C. Tujuan Penelitian
1. Tujuan Umum
Makalah ini bertujuan untuk mengidentifikasi peran coder terhadap tingkat
keakuratan koding diagnosis dan prosedur medis.
2. Tujuan Khusus
a. Mendiskripsikan pengertian coder
b. Mendiskripsikan pengertian rekam medis
c. Mendiskripsikan pengertian diagnosis dan prosedur medis
d. Mendiskripsikan pengertian koding
e. Menganalisa peran coder terhadap tingkat keakuratan koding diagnosis dan prosedur
medis.

D. Manfaat
1. Bagi Pembaca
Makalah ini akan dapat memberi wawasan yang baru terhadap pembaca tentang
peran rekam medis terhadap tingkat keakuratan koding diagnosis dan prosedur medis di
era BPJS yang terkait dengan klain asuransi.
2. Bagi Penulis
Makalah ini dapat digunakan untuk sharing tentang pengetahuan penulis
terhadap coder dan tingkat keakuratan kode.

E. Kajian Pustaka
1. Rekam Medis
Menurut DepKes (1997), rekam medis adalah keterangan baik yang tertulis
maupun yang terekam tentang identitas, anamnese, penentuan fisik laboratorium,
diagnosa segala pelayanan dan tindakan medis yang diberikan kepada pasien, dan
pengobatan baik yang dirawat inap, rawat jalan maupun yang mendapatkan pelayanan
gawat darurat.

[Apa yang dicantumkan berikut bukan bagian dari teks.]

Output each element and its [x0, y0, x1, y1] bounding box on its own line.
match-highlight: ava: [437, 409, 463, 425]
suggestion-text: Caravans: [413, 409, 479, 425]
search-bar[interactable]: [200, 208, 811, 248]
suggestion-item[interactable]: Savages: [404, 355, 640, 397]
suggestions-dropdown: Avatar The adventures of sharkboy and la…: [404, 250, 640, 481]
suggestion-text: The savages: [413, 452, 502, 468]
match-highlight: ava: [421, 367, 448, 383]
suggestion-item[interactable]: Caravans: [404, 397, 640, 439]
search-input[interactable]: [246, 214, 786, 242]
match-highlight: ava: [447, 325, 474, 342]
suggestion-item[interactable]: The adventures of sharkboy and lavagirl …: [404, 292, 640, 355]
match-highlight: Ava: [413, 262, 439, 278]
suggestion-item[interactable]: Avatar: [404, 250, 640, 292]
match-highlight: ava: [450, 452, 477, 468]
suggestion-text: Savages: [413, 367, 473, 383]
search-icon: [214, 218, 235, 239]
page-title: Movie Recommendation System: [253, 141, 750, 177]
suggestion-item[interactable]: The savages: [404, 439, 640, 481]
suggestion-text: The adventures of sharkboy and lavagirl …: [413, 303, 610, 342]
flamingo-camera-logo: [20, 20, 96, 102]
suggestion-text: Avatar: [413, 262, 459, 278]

Menurut Permenkes No. 269/MENKES/PER/III/2008 Bab 1 Pasal 1,
rekam medis adalah berkas yang berisikan catatan dan dokumen tentang identitas
pasien, pemeriksaan, pengobatan, tindakan dari pelayanan lain yang telah diberikan
kepada pasien.
Tujuan rekam medis adalah untuk menunjang tercapainya tertib administrasi
dalam rangka upaya peningkatan pelayanan kesehatan di rumah sakit. Tanpa didukung
suatu sistem pengolaan rekam medis yang baik dan benar, tidak akan tercipta tertib
administrasi rumah sakit sebagaimana yang diharapkan. Sedangkan tertib administrasi
merupakan salah satu faktor yang menentukan di dalam upaya pelayanan kesehatan.